О комедии А.П. Чехова «Чайка» очень много написано, много сказано, и вместе с тем она остаётся таинственной и до конца не познанной загадкой русского театра. В последние годы, и это, наверное, не случайно, нас всё чаще привлекают к себе герои чеховских пьес. Почему в своём большинстве неглупые, интеллигентные, своеобразные, щедрые люди, способные возноситься к вершинам человеческих и творческих прозрений, духовному поиску, страстному желанию изменить мир, так часто срываясь, совершают смешные, несуразные, опасные поступки? Быть может, сегодняшнее влечение к великому русскому писателю и интеллигенту — это своеобразный акт самопознания? «Я не берусь описывать спектакли чеховских пьес, — писал К.С. Станиславский, рассказывая о своей работе над «Чайкой», — это невозможно. Их прелесть в том, что не передаётся словами, а скрыто под ними... в излучении их внутреннего чувства».
Марк Захаров
На чеховскую «Чайку» спроецировано сегодняшнее умонастроение: можно полететь в Космос, можно узнать об этом Космосе то, чего не знали в чеховские времена, но, вернувшись на Землю, не приобрести равновесия, необходимого, чтобы жить вместе и рядом с другими. Вписав самого себя в космические масштабы, в скромных масштабах своей Земли человек остался испуган и растерян.

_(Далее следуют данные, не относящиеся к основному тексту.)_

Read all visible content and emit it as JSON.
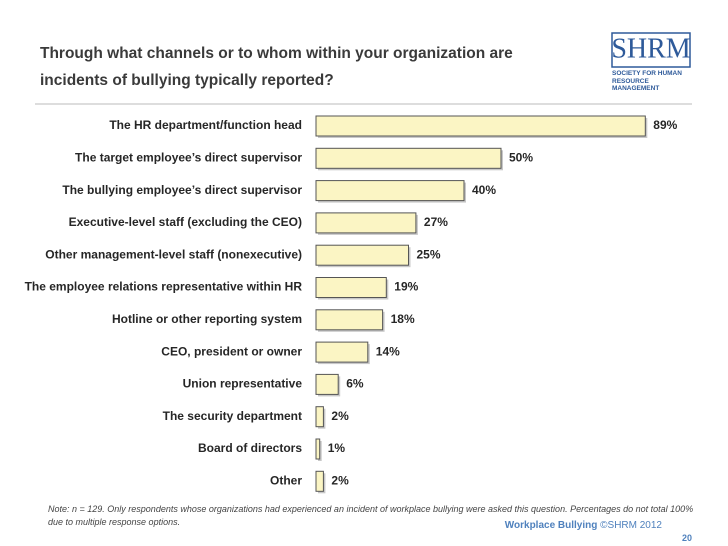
{
  "header": {
    "title": "Through what channels or to whom within your organization are incidents of bullying typically reported?",
    "logo": "SHRM",
    "logo_subtitle": "SOCIETY FOR HUMAN RESOURCE MANAGEMENT"
  },
  "chart_data": {
    "type": "bar",
    "orientation": "horizontal",
    "categories": [
      "The HR department/function head",
      "The target employee’s direct supervisor",
      "The bullying employee’s direct supervisor",
      "Executive-level staff (excluding the CEO)",
      "Other management-level staff (nonexecutive)",
      "The employee relations representative within HR",
      "Hotline or other reporting system",
      "CEO, president or owner",
      "Union representative",
      "The security department",
      "Board of directors",
      "Other"
    ],
    "values": [
      89,
      50,
      40,
      27,
      25,
      19,
      18,
      14,
      6,
      2,
      1,
      2
    ],
    "value_labels": [
      "89%",
      "50%",
      "40%",
      "27%",
      "25%",
      "19%",
      "18%",
      "14%",
      "6%",
      "2%",
      "1%",
      "2%"
    ],
    "color": "#fbf5c4"
  },
  "footer": {
    "note": "Note: n = 129. Only respondents whose organizations had experienced an incident of workplace bullying were asked this question. Percentages do not total 100% due to multiple response options.",
    "source_title": "Workplace Bullying",
    "source_copyright": "©SHRM 2012",
    "page": "20"
  }
}
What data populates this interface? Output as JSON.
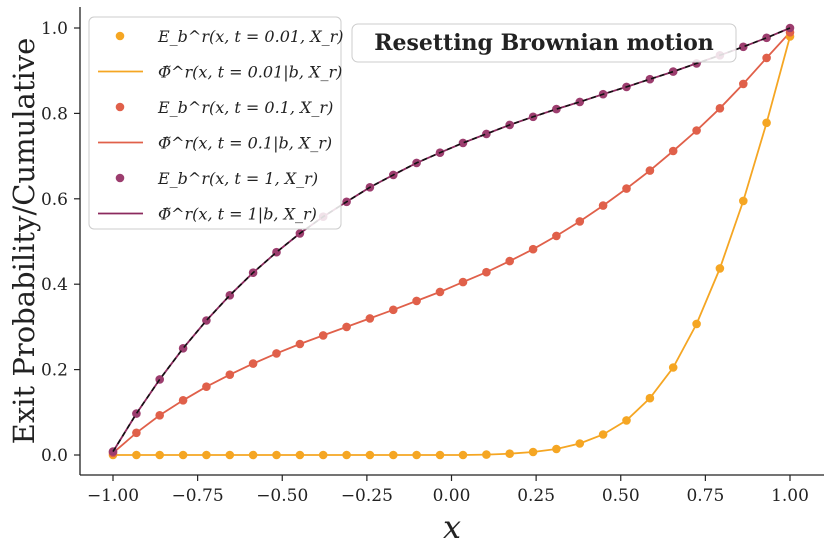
{
  "chart_data": {
    "type": "line",
    "title": "Resetting Brownian motion",
    "xlabel": "x",
    "ylabel": "Exit Probability/Cumulative",
    "xlim": [
      -1.05,
      1.05
    ],
    "ylim": [
      -0.04,
      1.05
    ],
    "xticks": [
      -1.0,
      -0.75,
      -0.5,
      -0.25,
      0.0,
      0.25,
      0.5,
      0.75,
      1.0
    ],
    "xtick_labels": [
      "−1.00",
      "−0.75",
      "−0.50",
      "−0.25",
      "0.00",
      "0.25",
      "0.50",
      "0.75",
      "1.00"
    ],
    "yticks": [
      0.0,
      0.2,
      0.4,
      0.6,
      0.8,
      1.0
    ],
    "ytick_labels": [
      "0.0",
      "0.2",
      "0.4",
      "0.6",
      "0.8",
      "1.0"
    ],
    "grid": false,
    "legend_position": "top-left",
    "x_points": [
      -1.0,
      -0.931,
      -0.862,
      -0.793,
      -0.724,
      -0.655,
      -0.586,
      -0.517,
      -0.448,
      -0.379,
      -0.31,
      -0.241,
      -0.172,
      -0.103,
      -0.034,
      0.034,
      0.103,
      0.172,
      0.241,
      0.31,
      0.379,
      0.448,
      0.517,
      0.586,
      0.655,
      0.724,
      0.793,
      0.862,
      0.931,
      1.0
    ],
    "series": [
      {
        "name": "E_b^r(x, t = 0.01, X_r)",
        "kind": "markers",
        "color": "#f5a623",
        "values": [
          0.0,
          0.0,
          0.0,
          0.0,
          0.0,
          0.0,
          0.0,
          0.0,
          0.0,
          0.0,
          0.0,
          0.0,
          0.0,
          0.0,
          0.0,
          0.0,
          0.001,
          0.003,
          0.007,
          0.014,
          0.027,
          0.048,
          0.081,
          0.133,
          0.205,
          0.307,
          0.437,
          0.595,
          0.778,
          0.98
        ]
      },
      {
        "name": "Φ̃^r(x, t = 0.01 | b, X_r)",
        "kind": "line",
        "color": "#f5a623",
        "values": [
          0.0,
          0.0,
          0.0,
          0.0,
          0.0,
          0.0,
          0.0,
          0.0,
          0.0,
          0.0,
          0.0,
          0.0,
          0.0,
          0.0,
          0.0,
          0.0,
          0.001,
          0.003,
          0.007,
          0.014,
          0.027,
          0.048,
          0.081,
          0.133,
          0.205,
          0.307,
          0.437,
          0.595,
          0.778,
          0.98
        ]
      },
      {
        "name": "E_b^r(x, t = 0.1, X_r)",
        "kind": "markers",
        "color": "#e0604a",
        "values": [
          0.005,
          0.052,
          0.093,
          0.128,
          0.16,
          0.188,
          0.214,
          0.238,
          0.26,
          0.28,
          0.3,
          0.32,
          0.34,
          0.361,
          0.382,
          0.405,
          0.428,
          0.454,
          0.482,
          0.513,
          0.547,
          0.584,
          0.624,
          0.666,
          0.712,
          0.76,
          0.812,
          0.869,
          0.93,
          0.99
        ]
      },
      {
        "name": "Φ̃^r(x, t = 0.1 | b, X_r)",
        "kind": "line",
        "color": "#e0604a",
        "values": [
          0.005,
          0.052,
          0.093,
          0.128,
          0.16,
          0.188,
          0.214,
          0.238,
          0.26,
          0.28,
          0.3,
          0.32,
          0.34,
          0.361,
          0.382,
          0.405,
          0.428,
          0.454,
          0.482,
          0.513,
          0.547,
          0.584,
          0.624,
          0.666,
          0.712,
          0.76,
          0.812,
          0.869,
          0.93,
          0.99
        ]
      },
      {
        "name": "E_b^r(x, t = 1, X_r)",
        "kind": "markers",
        "color": "#9c3d6e",
        "values": [
          0.008,
          0.097,
          0.177,
          0.25,
          0.315,
          0.374,
          0.427,
          0.475,
          0.519,
          0.558,
          0.593,
          0.627,
          0.656,
          0.684,
          0.708,
          0.731,
          0.752,
          0.773,
          0.792,
          0.81,
          0.827,
          0.845,
          0.862,
          0.88,
          0.898,
          0.917,
          0.936,
          0.956,
          0.977,
          1.0
        ]
      },
      {
        "name": "Φ̃^r(x, t = 1 | b, X_r)",
        "kind": "line",
        "color": "#8b2a5e",
        "values": [
          0.008,
          0.097,
          0.177,
          0.25,
          0.315,
          0.374,
          0.427,
          0.475,
          0.519,
          0.558,
          0.593,
          0.627,
          0.656,
          0.684,
          0.708,
          0.731,
          0.752,
          0.773,
          0.792,
          0.81,
          0.827,
          0.845,
          0.862,
          0.88,
          0.898,
          0.917,
          0.936,
          0.956,
          0.977,
          1.0
        ]
      },
      {
        "name": "reference (dashed)",
        "kind": "dashed",
        "color": "#111111",
        "values": [
          0.008,
          0.097,
          0.177,
          0.25,
          0.315,
          0.374,
          0.427,
          0.475,
          0.519,
          0.558,
          0.593,
          0.627,
          0.656,
          0.684,
          0.708,
          0.731,
          0.752,
          0.773,
          0.792,
          0.81,
          0.827,
          0.845,
          0.862,
          0.88,
          0.898,
          0.917,
          0.936,
          0.956,
          0.977,
          1.0
        ]
      }
    ],
    "legend": [
      {
        "label": "E_b^r(x, t = 0.01, X_r)",
        "kind": "marker",
        "color": "#f5a623"
      },
      {
        "label": "Φ̃^r(x, t = 0.01|b, X_r)",
        "kind": "line",
        "color": "#f5a623"
      },
      {
        "label": "E_b^r(x, t = 0.1, X_r)",
        "kind": "marker",
        "color": "#e0604a"
      },
      {
        "label": "Φ̃^r(x, t = 0.1|b, X_r)",
        "kind": "line",
        "color": "#e0604a"
      },
      {
        "label": "E_b^r(x, t = 1, X_r)",
        "kind": "marker",
        "color": "#9c3d6e"
      },
      {
        "label": "Φ̃^r(x, t = 1|b, X_r)",
        "kind": "line",
        "color": "#8b2a5e"
      }
    ]
  }
}
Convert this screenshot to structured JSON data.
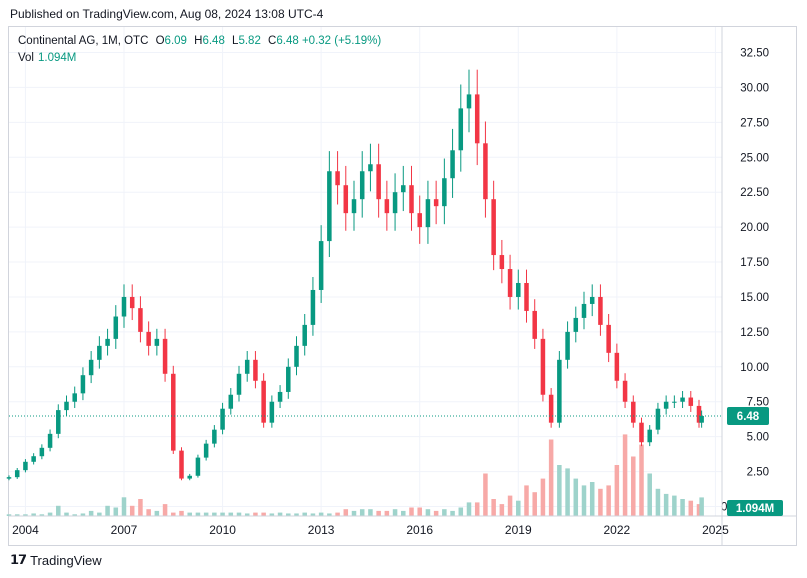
{
  "header": {
    "published": "Published on TradingView.com, Aug 08, 2024 13:08 UTC-4"
  },
  "legend": {
    "symbol": "Continental AG, 1M, OTC",
    "o_label": "O",
    "o": "6.09",
    "h_label": "H",
    "h": "6.48",
    "l_label": "L",
    "l": "5.82",
    "c_label": "C",
    "c": "6.48",
    "change": "+0.32 (+5.19%)",
    "vol_label": "Vol",
    "vol_value": "1.094M"
  },
  "footer": {
    "brand": "TradingView"
  },
  "colors": {
    "up": "#089981",
    "down": "#f23645",
    "vol_up": "#9ed3cb",
    "vol_down": "#f7a9a7",
    "grid": "#f0f3fa",
    "text": "#131722",
    "axis_border": "#d1d4dc"
  },
  "chart_data": {
    "type": "candlestick",
    "title": "Continental AG, 1M, OTC",
    "x_ticks": [
      "2004",
      "2007",
      "2010",
      "2013",
      "2016",
      "2019",
      "2022",
      "2025"
    ],
    "y_ticks": [
      "32.50",
      "30.00",
      "27.50",
      "25.00",
      "22.50",
      "20.00",
      "17.50",
      "15.00",
      "12.50",
      "10.00",
      "7.50",
      "5.00",
      "2.50",
      "0.000000"
    ],
    "ylim": [
      0,
      32.5
    ],
    "xlim": [
      2003.5,
      2025.2
    ],
    "last_price_label": "6.48",
    "last_volume_label": "1.094M",
    "grid": true,
    "series": [
      {
        "name": "price",
        "x": [
          2003.5,
          2003.75,
          2004.0,
          2004.25,
          2004.5,
          2004.75,
          2005.0,
          2005.25,
          2005.5,
          2005.75,
          2006.0,
          2006.25,
          2006.5,
          2006.75,
          2007.0,
          2007.25,
          2007.5,
          2007.75,
          2008.0,
          2008.25,
          2008.5,
          2008.75,
          2009.0,
          2009.25,
          2009.5,
          2009.75,
          2010.0,
          2010.25,
          2010.5,
          2010.75,
          2011.0,
          2011.25,
          2011.5,
          2011.75,
          2012.0,
          2012.25,
          2012.5,
          2012.75,
          2013.0,
          2013.25,
          2013.5,
          2013.75,
          2014.0,
          2014.25,
          2014.5,
          2014.75,
          2015.0,
          2015.25,
          2015.5,
          2015.75,
          2016.0,
          2016.25,
          2016.5,
          2016.75,
          2017.0,
          2017.25,
          2017.5,
          2017.75,
          2018.0,
          2018.25,
          2018.5,
          2018.75,
          2019.0,
          2019.25,
          2019.5,
          2019.75,
          2020.0,
          2020.25,
          2020.5,
          2020.75,
          2021.0,
          2021.25,
          2021.5,
          2021.75,
          2022.0,
          2022.25,
          2022.5,
          2022.75,
          2023.0,
          2023.25,
          2023.5,
          2023.75,
          2024.0,
          2024.25,
          2024.5,
          2024.58
        ],
        "values": [
          2.1,
          2.6,
          3.2,
          3.6,
          4.2,
          5.2,
          6.9,
          7.5,
          8.1,
          9.4,
          10.5,
          11.5,
          12.0,
          13.6,
          15.0,
          14.2,
          12.5,
          11.5,
          12.0,
          9.5,
          4.0,
          2.0,
          2.2,
          3.5,
          4.5,
          5.5,
          7.0,
          8.0,
          9.5,
          10.5,
          9.0,
          6.0,
          7.5,
          8.2,
          10.0,
          11.5,
          13.0,
          15.5,
          19.0,
          24.0,
          23.0,
          21.0,
          22.0,
          24.0,
          24.5,
          22.0,
          21.0,
          22.5,
          23.0,
          21.0,
          20.0,
          22.0,
          21.5,
          23.5,
          25.5,
          28.5,
          29.5,
          26.0,
          22.0,
          18.0,
          17.0,
          15.0,
          16.0,
          14.0,
          12.0,
          8.0,
          6.0,
          10.5,
          12.5,
          13.5,
          14.5,
          15.0,
          13.0,
          11.0,
          9.0,
          7.5,
          6.0,
          4.6,
          5.5,
          7.0,
          7.5,
          7.5,
          7.8,
          7.2,
          6.0,
          6.48
        ]
      }
    ],
    "volume": {
      "name": "Vol",
      "values": [
        0.1,
        0.1,
        0.1,
        0.15,
        0.1,
        0.2,
        0.6,
        0.2,
        0.1,
        0.15,
        0.3,
        0.2,
        0.6,
        0.5,
        1.1,
        0.6,
        1.0,
        0.4,
        0.3,
        0.7,
        0.2,
        0.3,
        0.2,
        0.2,
        0.2,
        0.2,
        0.2,
        0.2,
        0.2,
        0.15,
        0.2,
        0.2,
        0.15,
        0.2,
        0.15,
        0.15,
        0.2,
        0.15,
        0.2,
        0.15,
        0.2,
        0.4,
        0.3,
        0.4,
        0.4,
        0.3,
        0.3,
        0.4,
        0.3,
        0.5,
        0.5,
        0.4,
        0.3,
        0.4,
        0.3,
        0.5,
        0.8,
        0.8,
        2.5,
        1.0,
        0.7,
        1.2,
        0.9,
        1.8,
        1.4,
        2.2,
        4.5,
        3.0,
        2.8,
        2.2,
        1.8,
        2.0,
        1.6,
        1.8,
        3.0,
        4.8,
        3.5,
        4.2,
        2.5,
        1.6,
        1.3,
        1.2,
        1.0,
        0.9,
        0.7,
        1.094
      ],
      "ylim": [
        0,
        5
      ]
    }
  }
}
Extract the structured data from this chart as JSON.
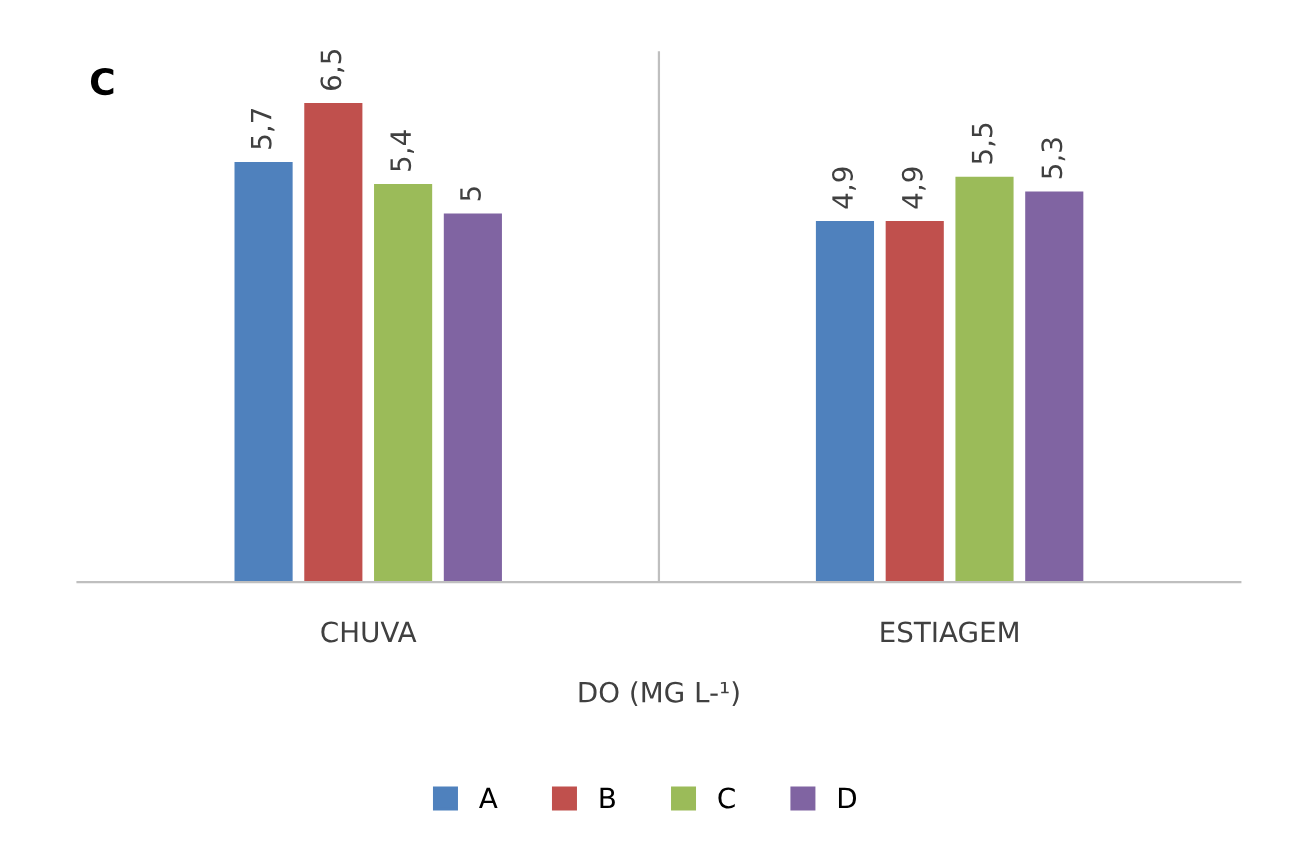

В спектакль вступает тема глобальной безысходности. Под этим натиском отступают многие неглобальные мотивы, из которых состоит «Чайка». Сложность человеческих отношений уходит в нечто бестрепетное, лишённое тепла и света. Холодно, холодно, холодно...
Нет никакого желания упрекать Марка Захарова в пессимизме. Чехов в пьесе тоже не указал выхода — начал с forte, а кончил pianissimo. Захаров ничего в тексте не изменил, не сократил, не перевернул с ног на голову. Уже за одно это спасибо.
Его актёры играют без штампованной меланхолии — энергично, выпукло, отчётливо. В отчётливой артикуляции, звуковой и пластической, — стилистика спектакля. В ней нет поэтической дымки и многозначности, но возникают свои, интересные акценты.